Kein Zugang zu den Narzissenwiesen

Aufenthaltsverbot ist angeordnet

Hollerath. In der Gemeinde Hellenthal werden die Zugänge zu den Narzissenwiesen ab sofort gesperrt. Zudem ist ein Aufenthaltsverbot auf den Narzissenwiesen angeordnet.
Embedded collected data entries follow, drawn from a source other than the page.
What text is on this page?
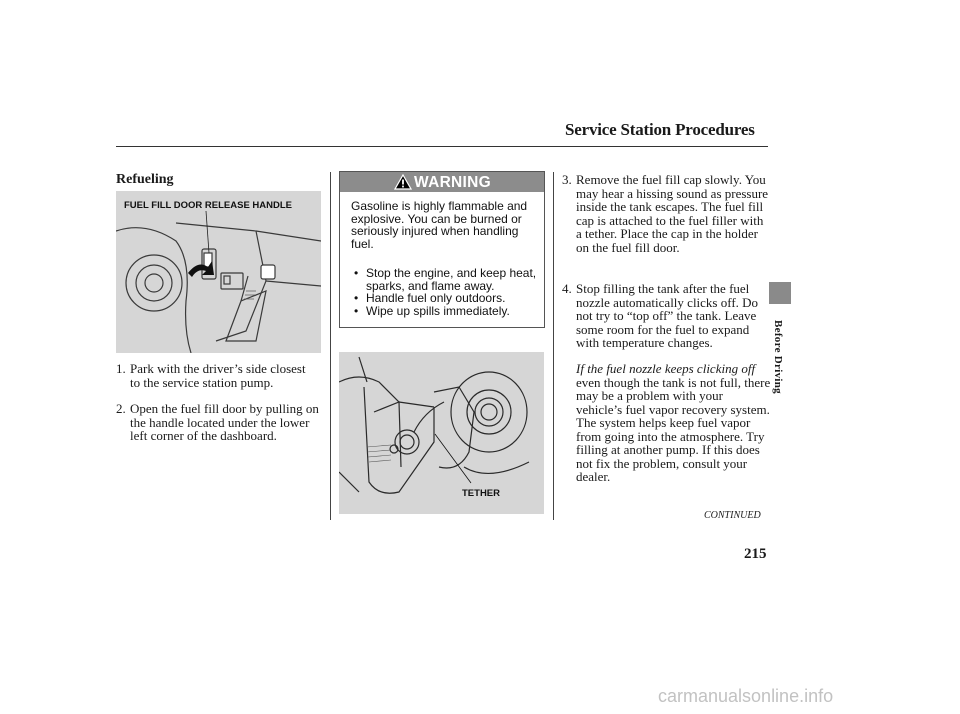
Service Station Procedures
Refueling
FUEL FILL DOOR RELEASE HANDLE
1. Park with the driver’s side closest to the service station pump.
2. Open the fuel fill door by pulling on the handle located under the lower left corner of the dashboard.
WARNING
Gasoline is highly flammable and explosive. You can be burned or seriously injured when handling fuel.
• Stop the engine, and keep heat, sparks, and flame away.
• Handle fuel only outdoors.
• Wipe up spills immediately.
TETHER
3. Remove the fuel fill cap slowly. You may hear a hissing sound as pressure inside the tank escapes. The fuel fill cap is attached to the fuel filler with a tether. Place the cap in the holder on the fuel fill door.
4. Stop filling the tank after the fuel nozzle automatically clicks off. Do not try to “top off” the tank. Leave some room for the fuel to expand with temperature changes.
If the fuel nozzle keeps clicking off
even though the tank is not full, there may be a problem with your vehicle’s fuel vapor recovery system. The system helps keep fuel vapor from going into the atmosphere. Try filling at another pump. If this does not fix the problem, consult your dealer.
Before Driving
CONTINUED
215
carmanualsonline.info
Aufgrund der aktuellen Situation sieht sich die Gemeinde Hellenthal zu drastischen Maßnahmen veranlasst.  "Bereits jetzt ist erkennbar", heißt es in einer Mitteilung der Gemeinde, "dass es viele Personen aufgrund der von der Landesregierung verhängten Kontaktsperre zum Wandern in die Eifel zieht und sich dann auf verschiedenen ausgewiesen Wanderwegen einzelne Wanderer zu Gruppen zusammenschließen." Daher werde die Gemeinde Hellenthal ab sofort den Parkplatz „Hollerather Knie“ in Hollerath sowie die entsprechenden Zufahrtswege zur Narzissenwiese sperren und darüber hinaus ein Aufenthaltsverbot auf den Narzissenwiesen verhängen.

Hinweise ignoriert

Bereits am vergangenen Wochenende wurde das Ordnungsamt der Gemeinde Hellenthal darauf hingewiesen, dass sich vermehrt Wanderer vom Parkplatz „Hollerather Knie“ auf den Weg zu den Narzissenwiesen begeben, obwohl bereits zu diesem Zeitpunkt die Vermeidung von sozialen Kontakten zur Bekämpfung der Corona-Krise im Vordergrund stand. Diese Hinweise wurden von den Wanderern einfach ignoriert. Es seien auch keine Mindestabstände eingehalten worden. "Es musste sogar festgestellt werden, dass ein rollender Kaffee-Ausschank auf dem Parkplatz am Hollerather Knie Station machte", heißt es weiter.  Dort habe dann das Ordnungsamt der Gemeinde Hellenthal eingreifen müssen.

Besucherströme erkannt

Die Gemeinde Hellenthal sieht sich zu den Sperrmaßnahmen gezwungen, da "vermehrt Besucherströme auch im Bereich der Narzissenwiesen bereits erkannt wurden und zukünftig weiter zu erwarten sind". Die belgische Gemeinde Büllingen habe aufgrund der dort geltenden aktuellen Rechtslage bereits sämtliche Zugänge zu den Narzissenwiesen gesperrt. Durch das Ordnungsamt der Gemeinde würden Kontrollen durchgeführt und vor Ort Bußgelder verhängt.